A re-articulation of these issues does not necessarily come with a larger strategy of how to address them. The symptoms are not the cause. But the way they we articulate and communicate these issues can help us to develop that strategy.
Software can de-skill, it can distance and disguise. Boutique projects can divert resources and divert ambitions. Errors can be duplicated without surfacing data models.
“Thinking ahead” has become a necessity. If we think ahead when we teach, publish data, develop software and write project proposals then we can exert a larger, more productive influence on our digital/computational disciplines. Perhaps that is where we start taking greater ownership? But we need a substantial discussion on what that ownership should look like. And how do we produce and sustain an environment where we can take ownership?
One of Drucker’s critiques of visualisation is that evidence is not separable from argument. Perhaps the challenges that Drucker is outlining for Digital Humanities and those of Computational Sciences are essentially the same. Is research separable from method? Is method separable from software? Should they be separable? If so, how?
Lines of sight
In the closing of her lecture Drucker complimented Cambridge itself, by suggesting this assemblage of gown and town serves as an inspiration for progressing Digital Humanities.
“One of things I notice as I walk around is the number of frames, and framings, there are here… Every view and sightline has frames within frames within frames.
Those frames give you a point of reference in which you are situated but also seeing.
There is a spatial articulation of experience… that has a profound effect on the cognitive processing of the environment.
And this we have not begun to explore adequately within the digital environment.
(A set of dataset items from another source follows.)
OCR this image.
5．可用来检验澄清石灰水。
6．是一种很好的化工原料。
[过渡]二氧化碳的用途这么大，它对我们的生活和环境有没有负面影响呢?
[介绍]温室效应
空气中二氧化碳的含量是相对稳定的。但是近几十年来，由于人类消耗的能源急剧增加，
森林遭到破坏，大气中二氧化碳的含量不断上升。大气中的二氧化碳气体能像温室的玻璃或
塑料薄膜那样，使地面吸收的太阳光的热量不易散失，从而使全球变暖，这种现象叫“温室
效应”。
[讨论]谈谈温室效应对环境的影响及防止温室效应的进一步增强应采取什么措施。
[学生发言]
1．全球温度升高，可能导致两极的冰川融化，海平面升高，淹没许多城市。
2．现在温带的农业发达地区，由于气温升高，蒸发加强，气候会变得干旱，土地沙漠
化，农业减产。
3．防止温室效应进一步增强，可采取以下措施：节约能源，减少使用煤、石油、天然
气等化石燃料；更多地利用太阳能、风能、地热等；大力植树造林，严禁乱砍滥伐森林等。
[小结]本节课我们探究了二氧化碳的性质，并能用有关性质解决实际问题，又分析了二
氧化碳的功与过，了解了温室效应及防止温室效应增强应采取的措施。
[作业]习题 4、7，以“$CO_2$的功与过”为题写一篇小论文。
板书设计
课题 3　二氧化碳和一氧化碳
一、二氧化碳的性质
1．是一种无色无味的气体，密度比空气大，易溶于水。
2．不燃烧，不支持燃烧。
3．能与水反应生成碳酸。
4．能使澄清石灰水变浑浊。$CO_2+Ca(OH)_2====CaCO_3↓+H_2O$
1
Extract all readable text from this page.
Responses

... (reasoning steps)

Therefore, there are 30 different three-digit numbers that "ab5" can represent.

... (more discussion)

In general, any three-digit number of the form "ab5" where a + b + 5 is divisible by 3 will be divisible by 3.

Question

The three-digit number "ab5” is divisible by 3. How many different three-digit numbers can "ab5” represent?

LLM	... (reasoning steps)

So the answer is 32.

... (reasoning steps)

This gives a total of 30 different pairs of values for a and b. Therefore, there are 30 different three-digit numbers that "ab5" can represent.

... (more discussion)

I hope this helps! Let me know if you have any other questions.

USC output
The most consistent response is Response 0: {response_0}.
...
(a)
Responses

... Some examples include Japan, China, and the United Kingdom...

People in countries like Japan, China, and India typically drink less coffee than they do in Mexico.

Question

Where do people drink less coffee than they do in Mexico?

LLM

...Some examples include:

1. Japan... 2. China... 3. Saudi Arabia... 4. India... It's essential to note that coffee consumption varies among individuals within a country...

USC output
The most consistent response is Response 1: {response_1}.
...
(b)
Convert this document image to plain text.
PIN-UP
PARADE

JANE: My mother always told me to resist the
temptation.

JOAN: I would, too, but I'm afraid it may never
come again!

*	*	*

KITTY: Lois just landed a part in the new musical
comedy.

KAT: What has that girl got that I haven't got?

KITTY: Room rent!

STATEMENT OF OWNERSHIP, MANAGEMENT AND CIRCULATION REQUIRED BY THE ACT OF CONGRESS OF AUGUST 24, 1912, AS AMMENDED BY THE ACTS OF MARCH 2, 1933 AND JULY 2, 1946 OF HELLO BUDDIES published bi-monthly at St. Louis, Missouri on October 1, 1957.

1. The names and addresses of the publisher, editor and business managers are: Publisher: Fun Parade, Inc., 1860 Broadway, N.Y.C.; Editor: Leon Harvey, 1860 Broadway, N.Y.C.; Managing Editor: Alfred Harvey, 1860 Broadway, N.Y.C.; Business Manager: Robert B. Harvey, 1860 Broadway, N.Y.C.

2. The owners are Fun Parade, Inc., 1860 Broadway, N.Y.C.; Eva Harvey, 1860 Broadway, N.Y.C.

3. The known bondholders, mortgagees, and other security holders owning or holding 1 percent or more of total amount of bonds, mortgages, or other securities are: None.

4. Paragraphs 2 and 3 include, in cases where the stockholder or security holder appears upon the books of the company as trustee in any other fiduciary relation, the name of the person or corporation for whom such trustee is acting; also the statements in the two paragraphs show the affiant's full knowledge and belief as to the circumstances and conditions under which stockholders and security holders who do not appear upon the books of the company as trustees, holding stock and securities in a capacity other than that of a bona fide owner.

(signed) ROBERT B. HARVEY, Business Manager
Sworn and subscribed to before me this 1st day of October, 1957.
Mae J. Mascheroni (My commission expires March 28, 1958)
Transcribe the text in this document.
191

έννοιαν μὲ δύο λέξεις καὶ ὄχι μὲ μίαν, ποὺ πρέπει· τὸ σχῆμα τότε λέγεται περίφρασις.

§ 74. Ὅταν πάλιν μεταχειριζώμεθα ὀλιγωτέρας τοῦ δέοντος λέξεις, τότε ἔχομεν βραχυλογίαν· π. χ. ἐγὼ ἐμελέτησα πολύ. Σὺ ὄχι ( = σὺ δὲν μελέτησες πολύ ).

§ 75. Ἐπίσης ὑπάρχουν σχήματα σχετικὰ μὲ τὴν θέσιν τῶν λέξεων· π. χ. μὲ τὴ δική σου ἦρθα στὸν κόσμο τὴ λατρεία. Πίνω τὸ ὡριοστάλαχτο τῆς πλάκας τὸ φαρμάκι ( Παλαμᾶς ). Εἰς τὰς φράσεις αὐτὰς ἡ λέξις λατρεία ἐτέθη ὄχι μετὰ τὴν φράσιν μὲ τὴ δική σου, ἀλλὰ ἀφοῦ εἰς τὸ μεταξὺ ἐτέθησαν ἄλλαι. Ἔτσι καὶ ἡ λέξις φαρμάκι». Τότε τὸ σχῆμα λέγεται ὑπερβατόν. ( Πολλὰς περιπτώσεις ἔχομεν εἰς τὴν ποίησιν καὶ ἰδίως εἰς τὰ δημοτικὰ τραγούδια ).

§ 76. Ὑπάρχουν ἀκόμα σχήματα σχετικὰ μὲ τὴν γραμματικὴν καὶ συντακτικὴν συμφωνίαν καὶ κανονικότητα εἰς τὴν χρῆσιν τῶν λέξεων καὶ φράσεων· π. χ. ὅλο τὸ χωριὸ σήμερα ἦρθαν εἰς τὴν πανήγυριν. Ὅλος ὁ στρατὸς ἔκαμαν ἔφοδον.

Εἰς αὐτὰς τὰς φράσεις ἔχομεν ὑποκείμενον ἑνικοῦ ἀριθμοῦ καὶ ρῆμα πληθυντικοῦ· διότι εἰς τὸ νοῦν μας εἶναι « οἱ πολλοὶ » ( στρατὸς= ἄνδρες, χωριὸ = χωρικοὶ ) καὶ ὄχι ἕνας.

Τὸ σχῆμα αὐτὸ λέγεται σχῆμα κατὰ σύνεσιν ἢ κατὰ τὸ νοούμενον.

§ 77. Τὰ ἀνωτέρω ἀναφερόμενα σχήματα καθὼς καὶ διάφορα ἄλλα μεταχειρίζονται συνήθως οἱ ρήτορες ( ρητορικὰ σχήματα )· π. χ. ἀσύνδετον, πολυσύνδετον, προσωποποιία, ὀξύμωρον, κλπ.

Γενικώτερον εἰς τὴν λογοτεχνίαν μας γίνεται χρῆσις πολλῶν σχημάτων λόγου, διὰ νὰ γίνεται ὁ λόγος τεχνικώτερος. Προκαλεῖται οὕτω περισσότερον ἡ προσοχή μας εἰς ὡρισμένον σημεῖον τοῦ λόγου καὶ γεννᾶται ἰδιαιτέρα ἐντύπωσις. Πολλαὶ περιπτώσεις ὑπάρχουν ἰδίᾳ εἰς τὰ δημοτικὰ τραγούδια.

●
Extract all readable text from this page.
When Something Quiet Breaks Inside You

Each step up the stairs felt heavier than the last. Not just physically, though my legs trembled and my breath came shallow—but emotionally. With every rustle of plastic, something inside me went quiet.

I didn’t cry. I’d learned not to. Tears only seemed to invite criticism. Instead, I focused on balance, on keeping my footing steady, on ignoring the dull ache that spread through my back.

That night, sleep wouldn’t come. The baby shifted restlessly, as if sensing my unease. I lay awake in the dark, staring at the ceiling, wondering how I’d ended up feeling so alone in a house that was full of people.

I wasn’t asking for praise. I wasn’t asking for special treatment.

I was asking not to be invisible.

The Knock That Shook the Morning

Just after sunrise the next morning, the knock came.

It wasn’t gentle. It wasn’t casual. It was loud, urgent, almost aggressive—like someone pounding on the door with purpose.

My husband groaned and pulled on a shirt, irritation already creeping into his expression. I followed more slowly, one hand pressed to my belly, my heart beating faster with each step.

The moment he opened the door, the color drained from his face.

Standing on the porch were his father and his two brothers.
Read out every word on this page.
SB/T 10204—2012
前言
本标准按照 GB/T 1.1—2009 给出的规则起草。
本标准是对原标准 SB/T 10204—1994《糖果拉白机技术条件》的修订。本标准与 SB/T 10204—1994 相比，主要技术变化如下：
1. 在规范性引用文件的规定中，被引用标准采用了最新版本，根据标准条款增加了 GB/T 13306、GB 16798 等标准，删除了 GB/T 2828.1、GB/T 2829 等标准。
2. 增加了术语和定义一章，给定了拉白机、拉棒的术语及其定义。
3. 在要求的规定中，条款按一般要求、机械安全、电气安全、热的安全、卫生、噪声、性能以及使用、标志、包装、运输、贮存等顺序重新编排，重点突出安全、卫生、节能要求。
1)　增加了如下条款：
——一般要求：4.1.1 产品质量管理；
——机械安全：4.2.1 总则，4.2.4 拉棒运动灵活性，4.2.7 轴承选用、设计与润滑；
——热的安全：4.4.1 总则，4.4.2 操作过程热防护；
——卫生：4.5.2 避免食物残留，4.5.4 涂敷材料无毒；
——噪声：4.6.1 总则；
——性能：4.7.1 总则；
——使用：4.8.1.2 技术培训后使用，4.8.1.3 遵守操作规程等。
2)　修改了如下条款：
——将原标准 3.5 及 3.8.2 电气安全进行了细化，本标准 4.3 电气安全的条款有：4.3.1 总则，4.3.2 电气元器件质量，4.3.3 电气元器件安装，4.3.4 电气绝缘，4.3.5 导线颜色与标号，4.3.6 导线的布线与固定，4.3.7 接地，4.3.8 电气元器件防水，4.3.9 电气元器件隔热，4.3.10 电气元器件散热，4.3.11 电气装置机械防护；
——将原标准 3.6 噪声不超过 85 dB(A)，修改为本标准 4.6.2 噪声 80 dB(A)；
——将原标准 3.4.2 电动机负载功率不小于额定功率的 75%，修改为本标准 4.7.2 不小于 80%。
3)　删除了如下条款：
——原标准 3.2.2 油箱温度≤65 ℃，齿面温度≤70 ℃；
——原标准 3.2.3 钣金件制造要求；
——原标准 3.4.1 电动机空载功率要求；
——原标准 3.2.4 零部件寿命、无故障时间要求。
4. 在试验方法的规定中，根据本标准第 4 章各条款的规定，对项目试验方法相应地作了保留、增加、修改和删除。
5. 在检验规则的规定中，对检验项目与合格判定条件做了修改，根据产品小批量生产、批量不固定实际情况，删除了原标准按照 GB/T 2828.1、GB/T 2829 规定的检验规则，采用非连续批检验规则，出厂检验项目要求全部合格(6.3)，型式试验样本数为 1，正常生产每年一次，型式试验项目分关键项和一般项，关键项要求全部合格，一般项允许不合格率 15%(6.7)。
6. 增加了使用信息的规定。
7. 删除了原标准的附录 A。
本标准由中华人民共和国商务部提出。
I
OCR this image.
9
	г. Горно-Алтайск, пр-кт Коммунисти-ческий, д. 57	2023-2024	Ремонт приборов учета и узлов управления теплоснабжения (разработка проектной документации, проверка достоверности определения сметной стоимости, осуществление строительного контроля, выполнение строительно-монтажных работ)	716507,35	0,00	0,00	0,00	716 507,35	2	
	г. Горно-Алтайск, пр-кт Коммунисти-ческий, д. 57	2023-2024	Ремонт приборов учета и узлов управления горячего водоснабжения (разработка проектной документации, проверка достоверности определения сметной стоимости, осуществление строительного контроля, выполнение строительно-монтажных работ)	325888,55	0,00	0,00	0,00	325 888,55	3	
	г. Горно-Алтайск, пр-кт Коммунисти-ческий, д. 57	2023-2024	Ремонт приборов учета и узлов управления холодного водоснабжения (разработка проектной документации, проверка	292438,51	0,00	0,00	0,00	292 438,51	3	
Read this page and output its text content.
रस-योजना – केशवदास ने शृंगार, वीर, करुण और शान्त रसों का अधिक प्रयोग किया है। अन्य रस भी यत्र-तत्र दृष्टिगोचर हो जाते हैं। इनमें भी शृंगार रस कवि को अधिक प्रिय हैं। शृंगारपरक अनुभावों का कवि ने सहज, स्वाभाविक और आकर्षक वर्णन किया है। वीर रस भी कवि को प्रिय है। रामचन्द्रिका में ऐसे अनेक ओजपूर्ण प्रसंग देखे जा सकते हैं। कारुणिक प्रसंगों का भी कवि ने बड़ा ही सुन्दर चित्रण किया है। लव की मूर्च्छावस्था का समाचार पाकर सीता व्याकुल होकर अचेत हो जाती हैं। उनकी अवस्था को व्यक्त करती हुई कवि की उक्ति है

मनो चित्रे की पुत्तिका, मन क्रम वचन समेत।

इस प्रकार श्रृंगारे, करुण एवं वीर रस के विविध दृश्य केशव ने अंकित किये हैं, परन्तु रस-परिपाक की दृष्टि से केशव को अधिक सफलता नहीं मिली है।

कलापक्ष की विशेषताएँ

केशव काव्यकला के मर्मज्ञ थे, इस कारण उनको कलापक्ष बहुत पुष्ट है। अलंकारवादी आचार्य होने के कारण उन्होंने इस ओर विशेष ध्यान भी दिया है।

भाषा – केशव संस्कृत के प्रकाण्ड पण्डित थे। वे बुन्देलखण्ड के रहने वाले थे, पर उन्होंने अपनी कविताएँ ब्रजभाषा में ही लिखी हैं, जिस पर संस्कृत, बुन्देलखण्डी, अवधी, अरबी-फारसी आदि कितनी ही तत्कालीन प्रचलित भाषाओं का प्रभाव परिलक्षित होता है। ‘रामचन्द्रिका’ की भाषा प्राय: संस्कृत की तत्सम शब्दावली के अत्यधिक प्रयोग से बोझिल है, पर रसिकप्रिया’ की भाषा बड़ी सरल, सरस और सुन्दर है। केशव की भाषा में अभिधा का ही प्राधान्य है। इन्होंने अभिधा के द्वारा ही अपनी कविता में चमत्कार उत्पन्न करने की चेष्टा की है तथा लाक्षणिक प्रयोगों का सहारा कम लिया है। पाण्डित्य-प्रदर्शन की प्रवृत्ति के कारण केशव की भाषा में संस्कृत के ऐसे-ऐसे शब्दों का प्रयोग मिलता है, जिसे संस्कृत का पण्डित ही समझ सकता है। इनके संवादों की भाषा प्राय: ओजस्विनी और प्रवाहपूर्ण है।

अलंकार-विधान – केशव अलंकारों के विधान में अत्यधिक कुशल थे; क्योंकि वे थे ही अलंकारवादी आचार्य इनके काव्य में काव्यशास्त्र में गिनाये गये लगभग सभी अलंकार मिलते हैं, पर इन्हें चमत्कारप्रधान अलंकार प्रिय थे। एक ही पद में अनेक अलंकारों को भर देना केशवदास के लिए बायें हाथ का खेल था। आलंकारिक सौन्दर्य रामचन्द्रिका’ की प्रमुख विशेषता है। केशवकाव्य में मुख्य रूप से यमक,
We have used the simplest solutions, flat screen spaces, very unthought through knowledge design, and replicated standard platforms and protocols.
I would say learn from Cambridge… look at this world and how it works, it could be terrific point of departure for thinking about how knowledge design and cultural materials could be articulated.”
We need to think around how we have framed digital and computational disciplines. There is a diversity of interdisciplinary challenges for which a variety of forms of interdisciplinarity could be applied.
Issues of access, participation, diversity and privilege should also be reflected if we take ‘Cambridge’ as inspiration.
Such issues were introduced by Drucker too during her lecture, in other ways, and need to be a key consideration when we are “thinking ahead”.
It is clear that the way forward isn’t solely humanist. We have something larger on our hands that also involves technological, digital and computational issues, but examined though intersecting cultural, social, epistemological, methodological, practical, visual, architectural and geographical frames.
I hesitate to say this represents an ‘interdisciplinary’ set of issues/challenges/opportunities. It does. But there is a need for deeper, more detailed and pluralistic articulations of these issues/challenge/opportunities than one word can achieve.